Hoy, en pleno parque, fui testigo de otro negativista. No tenía pinta tal, es decir, se veía un tipo serenado de esos que aparentan tener buen juicio; aunque advierto que debí sospechar por la forma tan ordinaria de comer su paleta. Llegué y me apresuré hacia la única banca libre. Me acomodé, coloqué el vasito a un lado, bajé mi mochila, estiré los brazos —un ritual ceremonioso que me brota antes de empezar a comer algo que apetezco con ansia— me lamí los labios y me deleité con la primera cucharadita de esquites. Sí, esos de grano gordo que llegan de Topilejo. En esas estaba cuando levanté la vista y lo vi; justo el susodicho sentado en la banca de enfrente. No sé de dónde, pero me vino una imagen tenebrosa aunada a un escalofrío, algo así como lo que sentí cuando leí Las babas del diablo, de Cortázar. El hombre me pareció el mismísimo demonio.

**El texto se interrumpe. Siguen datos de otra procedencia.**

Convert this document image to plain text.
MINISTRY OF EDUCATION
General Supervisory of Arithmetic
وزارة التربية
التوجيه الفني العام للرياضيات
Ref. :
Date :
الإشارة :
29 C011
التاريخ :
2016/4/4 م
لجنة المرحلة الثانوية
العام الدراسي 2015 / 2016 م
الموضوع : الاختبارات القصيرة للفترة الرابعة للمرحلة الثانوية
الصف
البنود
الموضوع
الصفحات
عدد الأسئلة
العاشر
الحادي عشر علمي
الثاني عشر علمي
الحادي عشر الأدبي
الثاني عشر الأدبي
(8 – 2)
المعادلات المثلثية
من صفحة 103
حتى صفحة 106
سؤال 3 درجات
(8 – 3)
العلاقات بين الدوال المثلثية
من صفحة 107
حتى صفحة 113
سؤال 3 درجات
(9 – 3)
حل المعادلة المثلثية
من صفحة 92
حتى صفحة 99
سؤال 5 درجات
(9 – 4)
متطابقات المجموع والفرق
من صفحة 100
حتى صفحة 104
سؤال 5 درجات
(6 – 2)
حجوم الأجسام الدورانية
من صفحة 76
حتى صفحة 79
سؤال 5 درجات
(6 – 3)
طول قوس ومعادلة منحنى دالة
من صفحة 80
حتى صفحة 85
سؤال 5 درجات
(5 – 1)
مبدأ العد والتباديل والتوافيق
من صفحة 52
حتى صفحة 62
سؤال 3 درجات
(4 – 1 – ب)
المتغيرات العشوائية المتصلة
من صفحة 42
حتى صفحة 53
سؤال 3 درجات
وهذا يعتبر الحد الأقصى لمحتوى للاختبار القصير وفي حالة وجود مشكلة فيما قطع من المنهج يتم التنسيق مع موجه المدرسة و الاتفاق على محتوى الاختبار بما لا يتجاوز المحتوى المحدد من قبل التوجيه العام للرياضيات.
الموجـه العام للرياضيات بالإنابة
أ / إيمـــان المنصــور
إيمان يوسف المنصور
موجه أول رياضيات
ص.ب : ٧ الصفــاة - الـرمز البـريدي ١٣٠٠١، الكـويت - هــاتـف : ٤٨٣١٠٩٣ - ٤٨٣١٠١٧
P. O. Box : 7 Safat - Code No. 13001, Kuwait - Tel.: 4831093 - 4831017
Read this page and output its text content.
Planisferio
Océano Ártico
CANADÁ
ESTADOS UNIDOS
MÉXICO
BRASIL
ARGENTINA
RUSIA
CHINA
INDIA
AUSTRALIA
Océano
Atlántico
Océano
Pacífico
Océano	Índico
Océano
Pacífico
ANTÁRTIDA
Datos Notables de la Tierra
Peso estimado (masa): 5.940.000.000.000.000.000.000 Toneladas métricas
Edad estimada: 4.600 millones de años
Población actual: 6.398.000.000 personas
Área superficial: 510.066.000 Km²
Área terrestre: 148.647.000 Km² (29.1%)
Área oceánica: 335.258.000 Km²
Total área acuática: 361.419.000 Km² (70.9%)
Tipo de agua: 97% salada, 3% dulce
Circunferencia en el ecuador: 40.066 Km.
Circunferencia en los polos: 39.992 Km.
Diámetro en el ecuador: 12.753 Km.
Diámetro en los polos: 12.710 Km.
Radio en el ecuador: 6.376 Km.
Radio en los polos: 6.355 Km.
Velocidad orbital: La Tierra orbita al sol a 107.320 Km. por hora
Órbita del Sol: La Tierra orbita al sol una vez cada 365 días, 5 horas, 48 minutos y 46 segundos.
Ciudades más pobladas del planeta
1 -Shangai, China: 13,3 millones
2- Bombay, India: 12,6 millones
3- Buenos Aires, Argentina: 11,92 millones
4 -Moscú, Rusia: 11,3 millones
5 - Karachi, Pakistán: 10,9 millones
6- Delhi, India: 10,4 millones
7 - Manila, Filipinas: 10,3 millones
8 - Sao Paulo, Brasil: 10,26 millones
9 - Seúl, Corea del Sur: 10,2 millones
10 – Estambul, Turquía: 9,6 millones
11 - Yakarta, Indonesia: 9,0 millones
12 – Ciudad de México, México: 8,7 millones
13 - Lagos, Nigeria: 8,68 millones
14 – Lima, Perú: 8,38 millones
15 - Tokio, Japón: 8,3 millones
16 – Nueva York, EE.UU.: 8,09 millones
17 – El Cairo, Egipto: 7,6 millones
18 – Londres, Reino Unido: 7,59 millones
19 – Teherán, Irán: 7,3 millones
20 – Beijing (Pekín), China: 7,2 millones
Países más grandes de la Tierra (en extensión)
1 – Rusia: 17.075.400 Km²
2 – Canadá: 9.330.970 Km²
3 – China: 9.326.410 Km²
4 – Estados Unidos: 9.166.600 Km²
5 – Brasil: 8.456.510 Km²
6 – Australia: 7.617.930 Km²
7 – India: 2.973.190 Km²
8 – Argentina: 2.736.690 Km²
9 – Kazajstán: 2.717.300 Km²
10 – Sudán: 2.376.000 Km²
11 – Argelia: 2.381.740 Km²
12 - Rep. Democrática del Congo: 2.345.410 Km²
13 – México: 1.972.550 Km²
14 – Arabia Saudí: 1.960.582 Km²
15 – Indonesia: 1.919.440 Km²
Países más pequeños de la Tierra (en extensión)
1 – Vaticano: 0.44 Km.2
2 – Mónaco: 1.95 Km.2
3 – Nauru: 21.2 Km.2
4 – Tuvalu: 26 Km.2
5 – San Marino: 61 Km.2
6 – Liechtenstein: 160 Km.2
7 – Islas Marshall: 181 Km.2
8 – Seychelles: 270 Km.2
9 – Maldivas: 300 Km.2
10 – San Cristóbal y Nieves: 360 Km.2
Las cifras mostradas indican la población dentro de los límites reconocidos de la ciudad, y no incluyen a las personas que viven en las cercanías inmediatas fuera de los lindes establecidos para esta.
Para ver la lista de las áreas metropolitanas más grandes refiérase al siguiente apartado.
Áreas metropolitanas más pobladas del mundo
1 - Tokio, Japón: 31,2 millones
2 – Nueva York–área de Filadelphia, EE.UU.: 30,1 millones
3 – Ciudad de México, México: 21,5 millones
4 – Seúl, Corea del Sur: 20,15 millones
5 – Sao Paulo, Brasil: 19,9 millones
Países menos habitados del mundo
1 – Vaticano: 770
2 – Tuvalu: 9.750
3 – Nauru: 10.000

Se percata de que lo veo... en eso aparece un niño correteando a un pajarito; el ave se espanta y vuela... Sigo con la segunda cucharadita de esquites; me supo más picosita que la primera. Sin querer, lo vuelvo a ver. Está moviendo la cabeza de un lado a otro, luego de rechazar a una joven que de manera educada se le acercó a ofrecerle galletas anticipándole que ella misma las horneaba. Hasta allí, todo bien. Él le dice que no de manera amable, pero apenas la joven se aleja, el negativista nueve la cabeza de un lado a otro pues la vendedora le hizo saber que vende sus galletitas para completar y pagar su tratamiento de conversión —de hombre a mujer—. Ella se va y él la mira con desprecio, agitando su cabeza y comiendo amargamente su paleta de hielo. Me pregunto si no se le agriaría el sabor... el niño reaparece corriendo detrás de unas burbujas de jabón; quiere tocarlas, pero se revientan... El negativista me mira, busca mi complicidad en su rechazo a la joven. Le volteo la cara dejándole ver que no me importa en lo más mínimo. Me deleito otra cucharadita de esquite. Alguien interrumpe la visibilidad hacia el susodicho. Se trata de un joven con ropas percudidas que le ofrece la lectura de un poema de su propia inspiración —de él, no del negativista—. Le responde que no. El joven se retira sin saber que a su espalda lo mira negando con la cabeza. Lo llamo y le digo que me declame el poema en su forma más fuerte y poética, tan poética que lo escuchen todos los transeúntes. El hombre mordisquea su paleta y mueve la cabeza soltando un sofoco de desagrado. Lo ignoro. Sigo el andar de una niñita enclenque que con dificultad sostiene un cartón que lleva a la esquina de la vendimia. La niña, tambaleándose, le grita a la madre que no llegará. La madre le dice que pobre de ella que no llegue y que se le caiga el cartón. Ya predispuesta, aunque guardando la prudencia, volteo a ver al negativista —a estas alturas ya me resulta un cercano incómodo— quien ha emprendido camino magullando maledicencias y aventando el palito rojo de su paleta. Molesta, lo busco entre los deambulantes; no lo encuentro. Quise gritarle que quién se cree él para aventar su basura al suelo.
Desde que lo conocí, he regresado al parque casi a diario con la intención de encontrarlo. No he tenido suerte y siento miedo. Me ha dado por pensar que en ese parque se ocultan hilos de las babas del diablo.